Fresh Air: “The Rise And Fall Of Fox News CEO Roger Ailes” — This is a somewhat airless discussion, but the topic is fascinating. Roger Ailes is, of course, the scum of the earth. And now it turns out that creating Fox News isn’t even the worst thing he’s done in his life. Check this out for some horrifying context about this mess.

The Heart: “The Understudy” — A lovely piece by Sophie Townsend that was first produced for Love Me, the CBC podcast from the producers of WireTap that I somehow haven’t checked out yet (but which I won’t review for obvious reasons). The premise of having an actor portray her ex, and then using mostly the parts of the sessions where he talks about how he can’t get the lines right is brilliant. It’s a perfect metaphor for the fact that the ex in question wasn’t quite able to play the part of Townsend’s dead husband. Really nice.

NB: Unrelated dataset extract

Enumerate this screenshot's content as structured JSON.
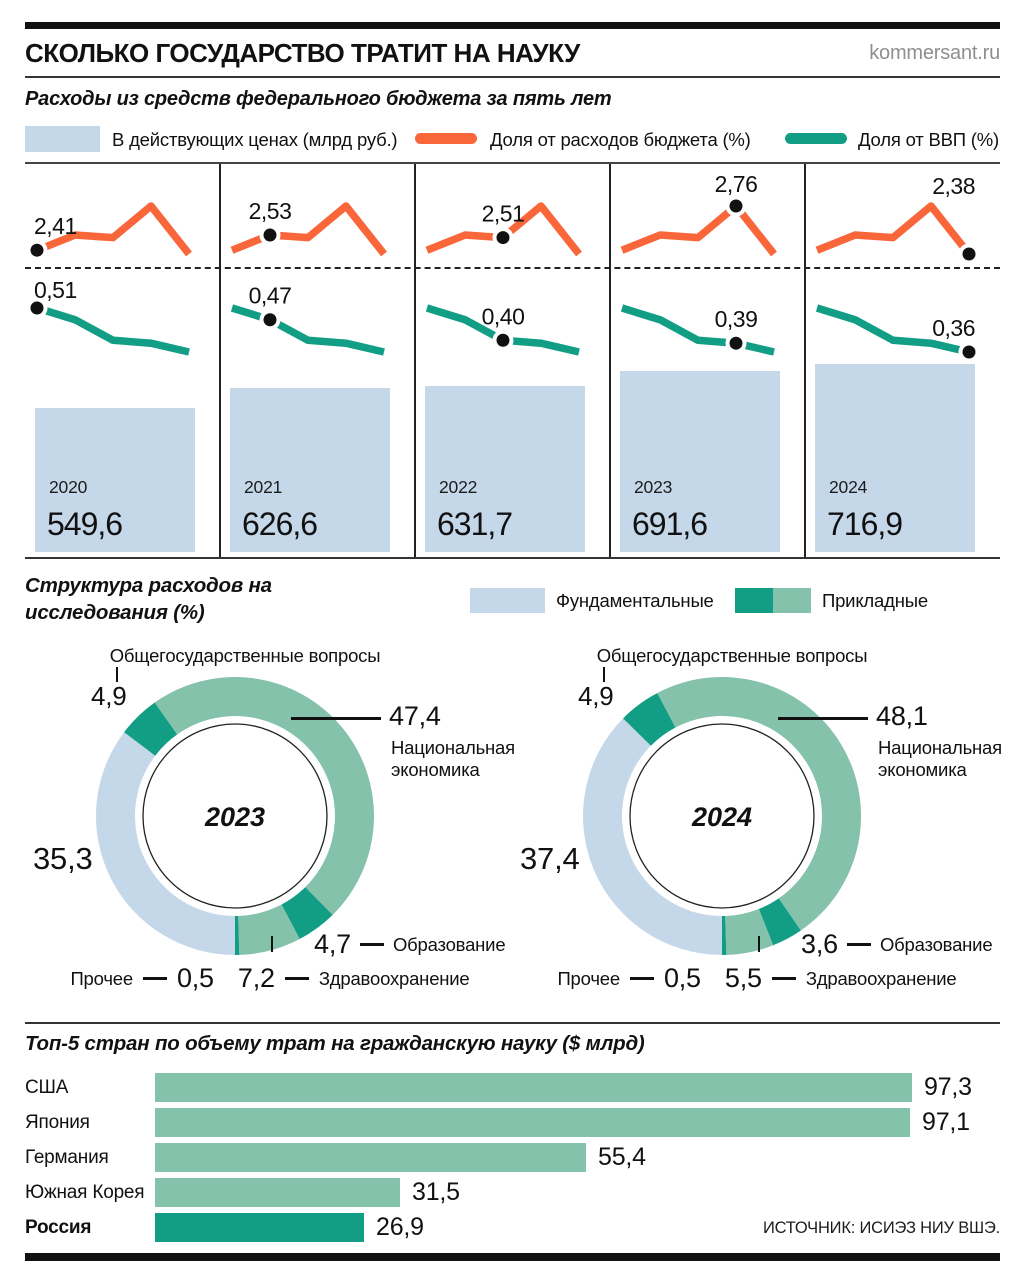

99% Invisible: “America’s Last Top Model” — “Knowledge creates wonder.” If there was ever a credo for this show, it’s that. The rest of the episode, about a gigantic ridiculously accurate model of the Mississippi River floodplain that could predict levee failures more accurately than modern computers, is vintage 99pi.

Fresh Air: “Comic Mike Birbiglia” — A fun interview, but it touches on a lot of the same topics that are in Birbigila’s well-known specials and his first movie. It would have been nice to hear more about the new movie.

Code Switch: “46 Stops: The Driving Life and Death of Philando Castile” — This gets far into the weeds of Castile’s driving record. That’s a worthwhile thing to do. It’s not just discrimination in policing that’s the issue, although it’s the main one. It’s also housing discrimination and segregation.

Theory of Everything: “Something will happen, eventually” — Benjamen Walker is the only person who can do a reported piece based on an interview and make it sound like a prose poem. This show begins with the premise that coincidences aren’t as unlikely as they seem and weaves a tight 14 minutes around that idea without ever defaulting to the standard formats and techniques of public radio. If I were giving a podcast pick of the week it would go to this, but I’m not, so consider it a technical victory.

Pop Culture Happy Hour: “Ghostbusters and Mr. Robot” — I think they’re pretty much spot on about Ghostbusters. It’s a perfectly fine movie, but definitely lesser work from all those involved. Mr. Robot has never particularly drawn me.

WTF with Marc Maron: “Chuck Klosterman” — I think Klosterman slows down for Maron’s benefit here. But a fun chat that offers some insight into culture criticism’s most accomplished dilettante.